Convert back to wide-character string:
   Characters converted: 2
   Hex value of first 2 wide characters: 0x3042 0x3043

Code: [Select]
// crt_mbstowcs.c
// compile with: /W3
// illustrates the behavior of the mbstowcs function

#include <stdlib.h>
#include <stdio.h>
#include <locale.h>

int main(void)
{
  size_t size;
  int nChar = 2; // number of characters to convert
  int requiredSize;

  unsigned char* pmbnull = NULL;
  unsigned char* pmbhello = NULL;
  char* localeInfo;

  wchar_t* pwchello = L"\x3042\x3043"; // 2 Hiragana characters
  wchar_t* pwc;

  /* Enable the Japanese locale and codepage */
  localeInfo = setlocale(LC_ALL, "Japanese_Japan.932");
  printf("Locale information set to %s\n", localeInfo);

  printf("Convert to multibyte string:\n");

  requiredSize = wcstombs(NULL, pwchello, 0); // C4996
  // Note: wcstombs is deprecated; consider using wcstombs_s
  printf("   Required Size: %d\n", requiredSize);

  /* Add one to leave room for the null terminator. */
  pmbhello = (unsigned char*)malloc(requiredSize + 1);
  if (!pmbhello)
  {
    printf("Memory allocation failure.\n");
    return 1;
  }
  size = wcstombs(pmbhello, pwchello, requiredSize + 1); // C4996
  // Note: wcstombs is deprecated; consider using wcstombs_s
  if (size == (size_t)(-1))
  {
    printf("Couldn't convert string. Code page 932 may"
      " not be available.\n");
    return 1;
  }
  printf("   Number of bytes written to multibyte string: %u\n",
    (unsigned int)size);
  printf("   Hex values of the");
  printf(" multibyte characters: %#.2x %#.2x %#.2x %#.2x\n",
    pmbhello[0], pmbhello[1], pmbhello[2], pmbhello[3]);
  printf("   Codepage 932 uses 0x81 to 0x9f as lead bytes.\n\n");

  printf("Convert back to wide-character string:\n");

  /* Assume we don't know the length of the multibyte string.
   Get the required size in characters, and allocate enough space. */

  requiredSize = mbstowcs(NULL, pmbhello, 0); // C4996
  /* Add one to leave room for the null terminator */
  pwc = (wchar_t*)malloc((requiredSize + 1) * sizeof(wchar_t));
  if (!pwc)
  {
    printf("Memory allocation failure.\n");
    return 1;
  }
  size = mbstowcs(pwc, pmbhello, requiredSize + 1); // C4996
  if (size == (size_t)(-1))
  {
    printf("Couldn't convert string--invalid multibyte character.\n");
  }
  printf("   Characters converted: %u\n", (unsigned int)size);
  printf("   Hex value of first 2");
  printf(" wide characters: %#.4x %#.4x\n\n", pwc[0], pwc[1]);
  free(pwc);
  free(pmbhello);
}

Offline Pelle

  • Administrator
  • Member
  • *****
  • Posts: 2266
    • http://www.smorgasbordet.com
Re: More Multibyte Misfeasance
« Reply #1 on: April 04, 2023, 09:56:52 PM »
Hello Robert,

You need to include the /J compiler option...

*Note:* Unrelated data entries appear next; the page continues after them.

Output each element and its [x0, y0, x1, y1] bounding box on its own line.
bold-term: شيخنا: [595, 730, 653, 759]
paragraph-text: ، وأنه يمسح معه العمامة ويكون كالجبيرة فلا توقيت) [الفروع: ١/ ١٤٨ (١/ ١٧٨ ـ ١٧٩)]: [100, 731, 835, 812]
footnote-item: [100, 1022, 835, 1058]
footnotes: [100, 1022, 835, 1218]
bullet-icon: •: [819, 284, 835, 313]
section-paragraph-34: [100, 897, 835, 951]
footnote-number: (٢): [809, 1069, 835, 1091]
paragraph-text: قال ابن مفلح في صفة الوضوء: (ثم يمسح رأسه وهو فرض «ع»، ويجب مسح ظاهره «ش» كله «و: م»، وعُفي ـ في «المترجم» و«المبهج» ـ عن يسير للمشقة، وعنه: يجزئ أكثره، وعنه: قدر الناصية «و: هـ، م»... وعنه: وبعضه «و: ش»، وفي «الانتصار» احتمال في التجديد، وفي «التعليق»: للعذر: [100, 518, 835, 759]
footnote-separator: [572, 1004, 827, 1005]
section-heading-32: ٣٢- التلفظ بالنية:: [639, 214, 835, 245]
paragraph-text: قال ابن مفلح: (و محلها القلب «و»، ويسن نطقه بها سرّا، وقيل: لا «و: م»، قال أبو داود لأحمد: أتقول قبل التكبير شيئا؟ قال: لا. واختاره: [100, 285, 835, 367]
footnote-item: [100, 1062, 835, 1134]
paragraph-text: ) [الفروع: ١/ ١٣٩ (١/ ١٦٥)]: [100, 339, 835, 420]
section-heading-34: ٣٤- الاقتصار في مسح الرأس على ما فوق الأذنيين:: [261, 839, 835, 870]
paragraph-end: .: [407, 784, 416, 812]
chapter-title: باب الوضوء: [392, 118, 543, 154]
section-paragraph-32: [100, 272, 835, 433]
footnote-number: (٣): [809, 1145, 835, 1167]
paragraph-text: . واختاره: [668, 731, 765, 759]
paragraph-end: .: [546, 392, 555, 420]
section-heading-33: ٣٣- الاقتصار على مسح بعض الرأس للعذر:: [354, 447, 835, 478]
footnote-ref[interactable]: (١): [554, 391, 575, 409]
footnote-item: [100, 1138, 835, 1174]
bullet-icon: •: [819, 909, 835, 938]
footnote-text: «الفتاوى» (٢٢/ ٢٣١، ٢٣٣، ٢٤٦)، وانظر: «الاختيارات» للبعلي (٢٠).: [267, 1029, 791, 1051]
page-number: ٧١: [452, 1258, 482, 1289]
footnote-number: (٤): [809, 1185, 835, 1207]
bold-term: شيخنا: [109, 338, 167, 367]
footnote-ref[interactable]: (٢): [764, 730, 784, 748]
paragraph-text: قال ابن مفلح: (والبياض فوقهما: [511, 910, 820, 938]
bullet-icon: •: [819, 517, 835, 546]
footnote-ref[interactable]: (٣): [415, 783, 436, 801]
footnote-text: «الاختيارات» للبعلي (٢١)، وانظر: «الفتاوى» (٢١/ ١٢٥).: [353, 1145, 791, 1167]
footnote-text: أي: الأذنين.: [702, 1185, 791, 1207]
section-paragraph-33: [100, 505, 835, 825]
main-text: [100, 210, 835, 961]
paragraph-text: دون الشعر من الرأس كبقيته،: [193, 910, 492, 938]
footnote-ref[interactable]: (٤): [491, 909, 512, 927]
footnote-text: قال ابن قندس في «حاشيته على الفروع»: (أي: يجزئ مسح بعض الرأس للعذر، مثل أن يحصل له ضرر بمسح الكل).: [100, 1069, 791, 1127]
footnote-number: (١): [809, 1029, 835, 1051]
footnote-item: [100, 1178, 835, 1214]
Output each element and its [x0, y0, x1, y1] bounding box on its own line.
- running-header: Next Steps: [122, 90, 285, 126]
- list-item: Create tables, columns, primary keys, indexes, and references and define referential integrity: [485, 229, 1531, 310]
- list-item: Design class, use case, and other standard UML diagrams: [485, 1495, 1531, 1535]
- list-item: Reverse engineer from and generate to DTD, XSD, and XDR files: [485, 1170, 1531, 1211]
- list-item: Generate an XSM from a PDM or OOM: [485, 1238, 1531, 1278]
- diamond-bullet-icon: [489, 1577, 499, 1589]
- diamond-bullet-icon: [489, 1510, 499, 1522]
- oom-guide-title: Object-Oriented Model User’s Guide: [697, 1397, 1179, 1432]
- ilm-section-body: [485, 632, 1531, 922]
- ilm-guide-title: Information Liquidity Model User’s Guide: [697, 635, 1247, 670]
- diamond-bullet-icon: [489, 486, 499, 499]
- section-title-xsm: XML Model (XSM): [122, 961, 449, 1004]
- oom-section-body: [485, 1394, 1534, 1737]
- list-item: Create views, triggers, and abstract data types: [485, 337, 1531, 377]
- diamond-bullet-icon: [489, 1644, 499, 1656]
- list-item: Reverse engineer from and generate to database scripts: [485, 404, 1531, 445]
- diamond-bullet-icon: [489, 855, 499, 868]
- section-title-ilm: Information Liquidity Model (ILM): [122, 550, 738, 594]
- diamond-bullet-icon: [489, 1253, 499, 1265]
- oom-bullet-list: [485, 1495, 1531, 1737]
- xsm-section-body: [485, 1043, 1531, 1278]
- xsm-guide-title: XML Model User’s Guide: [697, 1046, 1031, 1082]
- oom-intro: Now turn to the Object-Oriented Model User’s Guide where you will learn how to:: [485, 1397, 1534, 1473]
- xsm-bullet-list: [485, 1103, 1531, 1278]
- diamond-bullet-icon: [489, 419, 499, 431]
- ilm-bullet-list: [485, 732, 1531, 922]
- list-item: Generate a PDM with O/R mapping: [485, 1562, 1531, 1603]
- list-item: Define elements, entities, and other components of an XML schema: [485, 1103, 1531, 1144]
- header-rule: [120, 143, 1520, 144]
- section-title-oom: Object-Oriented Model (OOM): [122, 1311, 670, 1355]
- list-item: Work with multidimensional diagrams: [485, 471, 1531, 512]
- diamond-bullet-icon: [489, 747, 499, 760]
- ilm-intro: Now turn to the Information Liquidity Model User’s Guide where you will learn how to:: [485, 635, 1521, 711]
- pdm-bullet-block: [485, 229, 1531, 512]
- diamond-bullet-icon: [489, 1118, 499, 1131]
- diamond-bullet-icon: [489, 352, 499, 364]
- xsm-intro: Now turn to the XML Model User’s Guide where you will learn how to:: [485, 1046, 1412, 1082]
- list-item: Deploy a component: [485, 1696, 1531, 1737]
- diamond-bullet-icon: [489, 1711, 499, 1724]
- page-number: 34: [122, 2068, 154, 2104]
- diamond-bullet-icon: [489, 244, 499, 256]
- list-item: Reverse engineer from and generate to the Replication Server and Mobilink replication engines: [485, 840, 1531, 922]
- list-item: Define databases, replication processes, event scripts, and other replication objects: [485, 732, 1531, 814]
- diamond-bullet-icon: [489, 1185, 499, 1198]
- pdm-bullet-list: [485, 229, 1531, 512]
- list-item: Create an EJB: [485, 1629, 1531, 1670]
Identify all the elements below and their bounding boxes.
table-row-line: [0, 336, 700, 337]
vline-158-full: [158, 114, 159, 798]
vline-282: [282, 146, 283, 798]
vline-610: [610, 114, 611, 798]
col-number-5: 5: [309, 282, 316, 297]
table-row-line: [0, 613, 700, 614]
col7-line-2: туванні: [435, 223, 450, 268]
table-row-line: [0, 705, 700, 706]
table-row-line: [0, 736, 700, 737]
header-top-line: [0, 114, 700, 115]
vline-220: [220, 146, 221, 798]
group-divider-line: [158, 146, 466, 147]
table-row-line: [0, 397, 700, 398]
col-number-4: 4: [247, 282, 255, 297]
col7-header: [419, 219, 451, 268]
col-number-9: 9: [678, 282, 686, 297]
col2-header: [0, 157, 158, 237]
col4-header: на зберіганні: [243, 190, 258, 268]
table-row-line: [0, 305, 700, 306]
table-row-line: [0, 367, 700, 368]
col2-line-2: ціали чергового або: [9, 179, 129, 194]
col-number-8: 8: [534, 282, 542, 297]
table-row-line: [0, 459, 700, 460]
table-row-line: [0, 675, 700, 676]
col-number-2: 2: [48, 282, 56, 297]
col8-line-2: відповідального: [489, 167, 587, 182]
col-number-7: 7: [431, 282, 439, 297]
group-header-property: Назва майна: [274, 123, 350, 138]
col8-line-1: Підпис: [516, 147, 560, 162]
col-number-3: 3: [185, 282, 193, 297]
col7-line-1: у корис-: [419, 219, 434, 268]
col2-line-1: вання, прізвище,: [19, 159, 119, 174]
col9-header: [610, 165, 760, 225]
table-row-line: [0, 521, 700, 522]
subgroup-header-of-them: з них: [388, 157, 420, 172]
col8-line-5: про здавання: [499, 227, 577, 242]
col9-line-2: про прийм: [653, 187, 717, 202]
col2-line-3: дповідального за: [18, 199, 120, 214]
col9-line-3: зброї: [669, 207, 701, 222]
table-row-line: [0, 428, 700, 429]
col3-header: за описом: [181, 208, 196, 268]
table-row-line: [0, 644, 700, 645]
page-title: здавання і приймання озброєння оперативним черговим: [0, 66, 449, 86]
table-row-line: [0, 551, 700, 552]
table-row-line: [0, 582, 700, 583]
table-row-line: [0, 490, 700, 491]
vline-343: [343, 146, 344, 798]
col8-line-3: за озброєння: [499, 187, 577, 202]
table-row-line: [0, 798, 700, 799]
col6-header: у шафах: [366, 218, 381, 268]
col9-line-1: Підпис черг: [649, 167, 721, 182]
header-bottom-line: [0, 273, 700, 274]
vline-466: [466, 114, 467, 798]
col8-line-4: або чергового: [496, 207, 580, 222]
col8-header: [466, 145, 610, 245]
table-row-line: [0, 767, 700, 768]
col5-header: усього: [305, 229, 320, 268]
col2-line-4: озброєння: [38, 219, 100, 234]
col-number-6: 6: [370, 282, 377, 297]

( There are three character types: signed char, unsigned char, and (plain) char. It's implementation-defined if (plain) char is signed or unsigned. )
/Pelle

Offline Robert

  • Member
  • *
  • Posts: 247
Re: More Multibyte Misfeasance
« Reply #2 on: April 05, 2023, 07:14:56 AM »
Hello Robert,

You need to include the /J compiler option...

( There are three character types: signed char, unsigned char, and (plain) char. It's implementation-defined if (plain) char is signed or unsigned. )

Hi Pelle:

Thanks, I will fiddle with this and see what happens.